With disruptions at European borders and supply chains perturbed by new tariffs, the U.K. economy has begun to show the negative economic impact of leaving Europe’s single market and customs union at the beginning of the year, several indicators show.
- Gita Gopinath, the chief economist of the International Monetary Fund, said this week as she was presenting the organization’s new economic forecast, that Brexit would shrink the U.K. economy “by about 1%” this quarter.
- It was the only economy whose performance in 2020 was downgraded by the IMF, which estimates the country’s gross domestic product fell 10% last year.
- Surveys by data company IHS Markit show that U.K. manufacturers and service providers are reporting the most severe disruptions of their supply chains, which is “almost exclusively linked to both Brexit disruption and a severe lack of international shipping availability.”
- Freight volumes between the U.K. and the rest of Europe were down 38% in the third week of January compared with last year.
- Paperwork, higher costs and compliance delays are severely affecting the traffic of goods on the U.K.-European Union routes, but they have an even more severe impact on trade between Britain and Northern Ireland, which remains in the single market.
- The Office for Budget Responsibility, the official fiscal watchdog, predicted back in November that Brexit would shrink the U.K. economy by 4% in the long run with a free trade agreement such as the one that was signed between the two sides just before Christmas.
The outlook: Prime Minister Boris Johnson recently qualified as “teething problems” the many incidents and trade disruptions triggered by the start of Brexit.
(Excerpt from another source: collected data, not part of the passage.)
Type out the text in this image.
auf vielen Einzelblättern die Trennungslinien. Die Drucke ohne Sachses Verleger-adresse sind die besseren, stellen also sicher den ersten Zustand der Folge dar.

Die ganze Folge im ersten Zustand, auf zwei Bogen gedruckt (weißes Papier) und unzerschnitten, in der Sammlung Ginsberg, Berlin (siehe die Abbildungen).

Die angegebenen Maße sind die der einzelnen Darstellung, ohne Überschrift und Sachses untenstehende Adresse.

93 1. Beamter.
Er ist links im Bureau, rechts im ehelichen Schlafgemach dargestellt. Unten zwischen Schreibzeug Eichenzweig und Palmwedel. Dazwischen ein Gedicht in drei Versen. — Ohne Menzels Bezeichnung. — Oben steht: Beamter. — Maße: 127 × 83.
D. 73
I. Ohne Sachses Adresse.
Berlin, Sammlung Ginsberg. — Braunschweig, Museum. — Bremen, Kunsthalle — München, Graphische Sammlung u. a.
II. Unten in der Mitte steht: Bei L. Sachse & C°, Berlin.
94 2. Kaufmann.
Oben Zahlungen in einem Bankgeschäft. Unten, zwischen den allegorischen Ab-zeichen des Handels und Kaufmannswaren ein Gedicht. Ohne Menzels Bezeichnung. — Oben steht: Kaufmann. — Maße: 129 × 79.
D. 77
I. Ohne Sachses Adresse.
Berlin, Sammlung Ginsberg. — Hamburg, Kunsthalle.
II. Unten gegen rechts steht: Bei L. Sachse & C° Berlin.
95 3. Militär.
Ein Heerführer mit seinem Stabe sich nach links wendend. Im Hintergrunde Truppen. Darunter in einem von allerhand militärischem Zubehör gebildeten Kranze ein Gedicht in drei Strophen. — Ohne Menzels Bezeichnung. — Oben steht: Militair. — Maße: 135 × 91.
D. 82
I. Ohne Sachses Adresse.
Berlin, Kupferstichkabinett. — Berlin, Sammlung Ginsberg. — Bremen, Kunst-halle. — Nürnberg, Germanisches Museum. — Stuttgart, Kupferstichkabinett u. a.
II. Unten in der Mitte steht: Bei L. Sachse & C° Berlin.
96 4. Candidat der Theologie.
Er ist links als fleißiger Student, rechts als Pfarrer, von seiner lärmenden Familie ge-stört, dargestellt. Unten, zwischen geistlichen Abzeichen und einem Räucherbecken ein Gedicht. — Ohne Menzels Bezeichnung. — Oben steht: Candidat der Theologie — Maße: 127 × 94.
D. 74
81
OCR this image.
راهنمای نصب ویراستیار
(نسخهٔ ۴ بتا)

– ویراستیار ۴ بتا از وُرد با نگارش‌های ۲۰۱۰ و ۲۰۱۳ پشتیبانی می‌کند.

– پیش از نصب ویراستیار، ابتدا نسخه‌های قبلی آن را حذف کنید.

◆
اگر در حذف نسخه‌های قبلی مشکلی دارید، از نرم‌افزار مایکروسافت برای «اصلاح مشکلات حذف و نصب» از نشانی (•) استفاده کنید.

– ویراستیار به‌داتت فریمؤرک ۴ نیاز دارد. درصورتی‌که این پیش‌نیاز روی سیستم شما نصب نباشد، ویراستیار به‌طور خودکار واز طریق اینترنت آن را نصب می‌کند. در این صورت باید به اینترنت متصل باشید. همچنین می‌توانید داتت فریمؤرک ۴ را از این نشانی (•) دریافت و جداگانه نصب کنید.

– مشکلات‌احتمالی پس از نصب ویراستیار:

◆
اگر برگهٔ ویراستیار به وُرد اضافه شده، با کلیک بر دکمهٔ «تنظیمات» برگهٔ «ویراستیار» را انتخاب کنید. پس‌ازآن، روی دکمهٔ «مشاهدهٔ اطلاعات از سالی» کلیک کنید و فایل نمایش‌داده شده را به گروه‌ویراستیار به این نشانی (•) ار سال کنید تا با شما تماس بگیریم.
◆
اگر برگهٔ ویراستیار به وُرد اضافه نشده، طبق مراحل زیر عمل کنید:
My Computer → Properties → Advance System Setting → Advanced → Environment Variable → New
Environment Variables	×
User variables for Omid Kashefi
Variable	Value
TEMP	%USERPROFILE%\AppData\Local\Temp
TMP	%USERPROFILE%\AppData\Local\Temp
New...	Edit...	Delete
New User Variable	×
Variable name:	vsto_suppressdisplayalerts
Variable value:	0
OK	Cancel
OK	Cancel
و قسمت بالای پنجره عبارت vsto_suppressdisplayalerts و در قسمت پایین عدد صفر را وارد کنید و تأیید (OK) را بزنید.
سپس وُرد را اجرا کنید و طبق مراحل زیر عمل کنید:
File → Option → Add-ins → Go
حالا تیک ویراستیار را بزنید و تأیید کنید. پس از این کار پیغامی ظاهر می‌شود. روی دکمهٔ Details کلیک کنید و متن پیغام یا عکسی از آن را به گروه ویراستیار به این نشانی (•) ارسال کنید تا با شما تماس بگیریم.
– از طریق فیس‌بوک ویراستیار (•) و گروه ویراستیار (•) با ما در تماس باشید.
But from British fishermen to City of London finance professionals, many rather expect the government to act to try soften the blow.
The massive economic hit triggered by the COVID-19 pandemic may help hide the detrimental Brexit impact to the general population in the first half of the year. But it is hard to see how the government will be able to mitigate the consequences of being an outsider to the single market without taking steps back toward the EU and opening further discussions.